Quando falamos em violência doméstica, falamos de vítimas e agressores que possuem laços afetivos. Nos casos aqui descritos, os agressores são os pais de seus filhos e uma pena de prisão é, na maioria dos casos, impensável para as mães. Izumino (2003) e Fazting (2004) afirmam que as mulheres que não romperam suas relações com os agressores não esperam uma condenação, e sim uma advertência verbal aos seus companheiros. Nos casos em que não há uma relação a ser preservada, é transferida para a Justiça a imposição de alguma sanção penal.

A questão da violência mostra a multiplicidade do conflito, em que várias questões estão em jogo e que talvez a resolução criminal não seja considerada a mais adequada para uma parte das mulheres, principalmente por tratar as partes como vítimas versus agressores. A denúncia parece ser uma tentativa de parar com ameaças e agressões, que não são vistas em nenhum momento pelas entrevistadas como um crime. Elas querem regularizar a situação após a separação e suas expectativas com a denúncia não estão ligadas a uma penalização e sim um cessar das agressões.

CRÍTICAS QUANTO AOS ASPECTOS TÉCNICO-JURÍDICOS DA LEI

Em que pesem as conclusões extraídas do campo de que a a via da justiça criminal talvez não seja considerado pelas vítimas o meio mais adequado para solucionar o conflito doméstico e a violência dele decorrente, não se pode deixar de apontar pontos positivos da referida legislação sob o prisma técnico-jurídico.

A primeira (e talvez principal) crítica feita à Lei Maria da Penha no meio jurídico se deu quanto à sua suposta inconstitucionalidade[8]: desde o início de sua vigência, a Lei 11.340/06 vem sendo considerada por seus opositores como inconstitucional, uma vez que sua aplicabilidade exclusiva a vítimas de violência do sexo feminino seria, segundo estes críticos, uma violação ao princípio da igualdade, consagrado no artigo 5º, caput, da Constituição Federal, e especificamente no inciso I do mesmo artigo (o qual prevê que “homens e mulheres são iguais em direitos e obrigações, nos termos desta Constituição”).
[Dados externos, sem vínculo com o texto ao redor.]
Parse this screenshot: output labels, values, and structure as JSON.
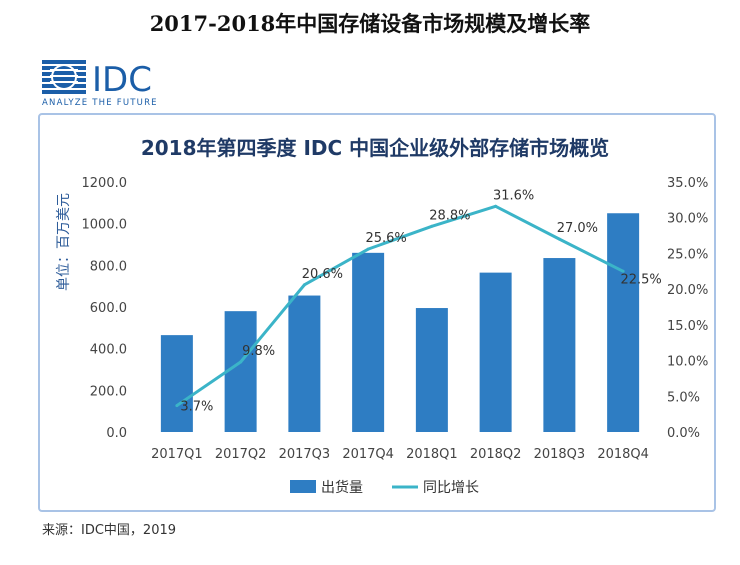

Compactuamos, porém, com o entendimento segundo o qual a Lei Maria da Penha está de acordo com o texto da Constituição Federal. Embora a Lei dispense tratamento desigual à mulher[9], esta desigualdade é juridicamente válida, uma vez que o direito à igualdade garantido pela Constituição Federal deve ser interpretado como tratar-se igualmente os iguais e desigualmente os desiguais, na medida de suas desigualdades, com a finalidade de se implementar a igualdade real entre os cidadãos, e não só a igualdade meramente formal[10].

Em outras palavras, isto significa dizer que a Lei Maria da Penha leva em consideração o tratamento historicamente desigual de que a mulher foi vítima, sendo não só válido, mas também necessário que a lei preveja, por esta razão, tratamento diferenciado.  Ademais, a Lei 11.340/06 está em consonância com os tratados internacionais sobre o tema ratificados pelo Brasil[11], o que coloca o país em harmonia com a ordem internacional.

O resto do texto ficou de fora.